Dr. Bert te Wildt, Abteilung Klinische Psychiatrie und
Psychotherapie, Telefon (0511) 532-3179 oder -6629, E-Mail
tewildt.bert@mh-hannover.de  oder im
Internet
www.medien-psyche.de


8 Meinungen

  1. Was soll das denn für ne Studie sein?N=1?Und ausserdem ist sich die Scientific Community sicher, dass das Phänomen „Multiple Persönlichkeit“ eine Efrfindung publicitygeiler Psychiater ist.Bisher war da immer Schmuh im Spiel.Und warum ausgerechnet diesmal nicht?

  2. Aha,nennt man das Beitraqgsrecycling?Durch Wiederaufwärmung wird nurn Kohlsuppe besser.

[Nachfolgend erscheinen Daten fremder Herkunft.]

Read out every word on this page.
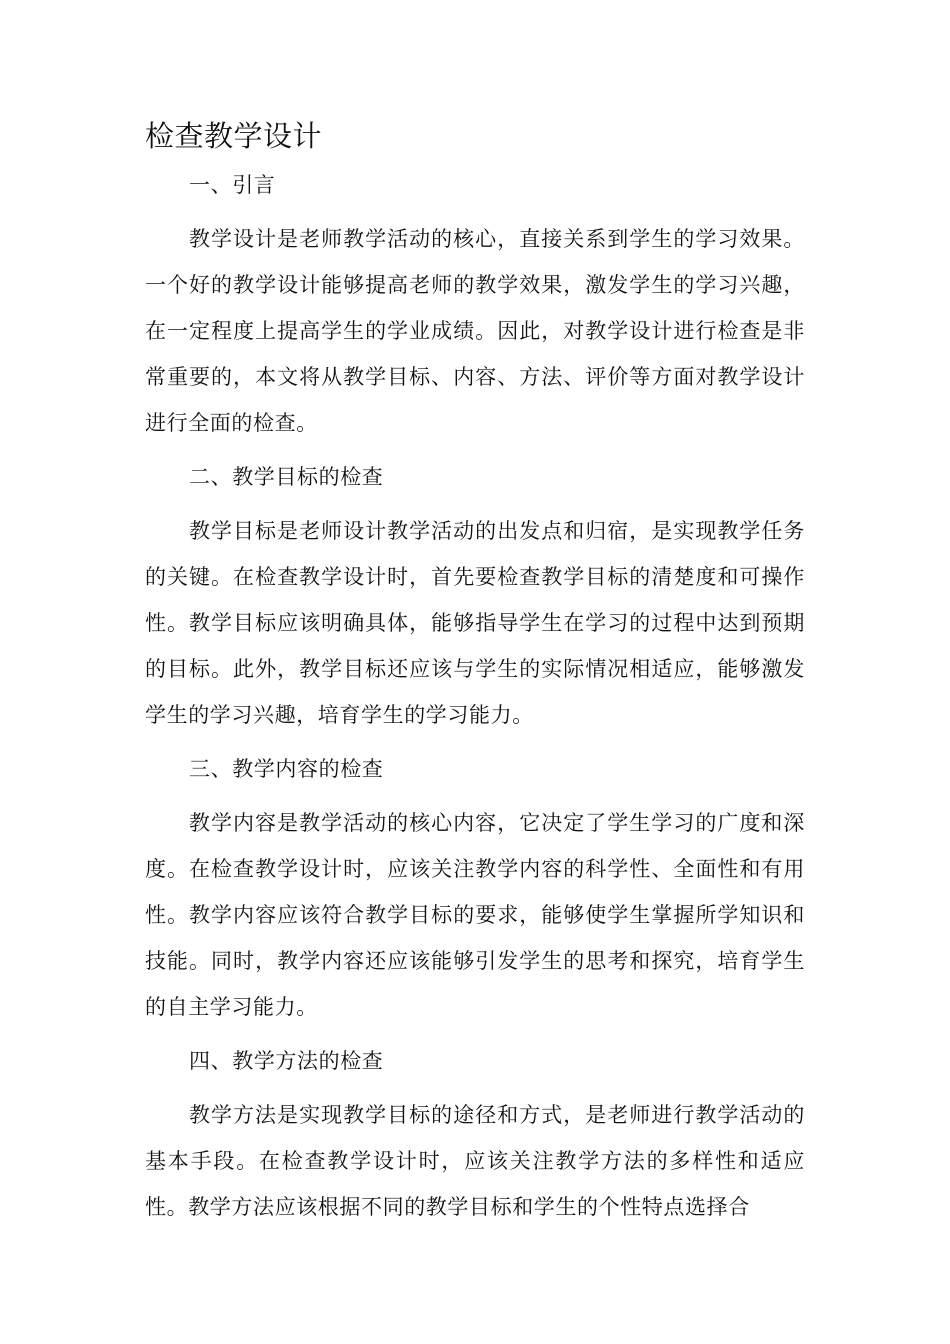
检查教学设计

一、引言

教学设计是老师教学活动的核心，直接关系到学生的学习效果。一个好的教学设计能够提高老师的教学效果，激发学生的学习兴趣，在一定程度上提高学生的学业成绩。因此，对教学设计进行检查是非常重要的，本文将从教学目标、内容、方法、评价等方面对教学设计进行全面的检查。

二、教学目标的检查

教学目标是老师设计教学活动的出发点和归宿，是实现教学任务的关键。在检查教学设计时，首先要检查教学目标的清楚度和可操作性。教学目标应该明确具体，能够指导学生在学习的过程中达到预期的目标。此外，教学目标还应该与学生的实际情况相适应，能够激发学生的学习兴趣，培育学生的学习能力。

三、教学内容的检查

教学内容是教学活动的核心内容，它决定了学生学习的广度和深度。在检查教学设计时，应该关注教学内容的科学性、全面性和有用性。教学内容应该符合教学目标的要求，能够使学生掌握所学知识和技能。同时，教学内容还应该能够引发学生的思考和探究，培育学生的自主学习能力。

四、教学方法的检查

教学方法是实现教学目标的途径和方式，是老师进行教学活动的基本手段。在检查教学设计时，应该关注教学方法的多样性和适应性。教学方法应该根据不同的教学目标和学生的个性特点选择合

  3. Ich verstehe nicht, weshalb man erst eine Studie braucht, um so etwas zu begreifen. Dieser Bericht ist übrigends nicht auf Onlinespiele allgemein sondern auf Online RPGs sowie MMOPRGs bezogen, in welchen man einen eigenen Charakter erstellt und diesen lebt. (Das hätte durchaus von dem Doktor erwähnt werden müssen.) Die Existenz der neuen, erfolgreicheren Persönlichkeiten ist abhängig von dem Online-Rollenspiel, was den Menschen bewusst aber auch unbewusst in Sucht zustand versetzt, sein reales Leben zu verlassen. Meine zwei besten Freunde beispielsweise sind, seit es World of Warcraft gibt, bis zu 60% des Tages Nachtelfen und haben deshalb keine Zeit, sich mit anderen in der Realität zu treffen. In Korea ist jemand während des Spielens von World of Warcraft verhungert. Virtuell hatte er seine bessere Hälfte allerdings gut ernährt. Mehr Beweise für eine Sucht brauche ich nicht und ich fordere vom Staat endlich einzugreifen. Das wird allerdings nie geschehen, da sie vorher erst noch das Rauchverbot in öffentlichen Gebäuden durchsetzen wollen.

  4. Du beschreibst die Wechselatmung – ist eine optimale Technik zum Ausgleich der Hemispheren und zum reinigen von 2 der 3 feinstofflichen Hauptenergiekanäle . Diese Pranayama Übung hat eine direkte Beruhigung des Geistes sowie einen Ausgleich der Emotionen zur Folge.Kann auch sehr effektiv bei Kopfschmerzen sein: mindestes 10-15 Minuten so atmen und lang+tief atmen: Eine genaue Beschreibung zum richtigen Atem sowie Hintergründe findest Du hier: Pranayama

  5. Ich denke das was wir immoment sehen ist noch Harmlos. Wenn die Spieler erstmal komplett in fremde Welten eintauchen können ala Matrix, wer will den noch in der Realität leben wenn er dort alles machen, sein, haben kann was er will.So ist die Menschheit nunmal

  6. Ich glaube, dass wir in Deutschland noch nicht wirklich mit solchen Problemen zu kämpfen haben.Wenn man sich mal die Situation in Asien anschaut, ist das garnicht zu vergleichen.
    Und wenn jemand nun lust bekommen hat, eine runde onlinegames zu spielen, einfach mal auf http://www.Onlygame.de vorbeischauen.
    Echt ne klasse seite und dazu noch kostenlos!

    mfg Manni

  7. kostenlose Onlinespiele

    Das Problem der Spielsucht speziell bei MMORPGs nimmt immer drastischer zu. Ich persönlich kenne auch einige Leute, die hin und wieder Realität und Spielewelt nicht mehr auseinanderhalten können. Diese Menschen verbringen dann auch gut und gerne mal 2 Nächte ohne Schlaf. In weiterer Folge führt das zu völlig unterschiedlichen Verhalten, von ein und der selben Person, bei anderen kann dies aber auch eine geballte Ladung Aggressivität auslösen, wenn man mal ne längere Zeit nicht an den Rechner kann.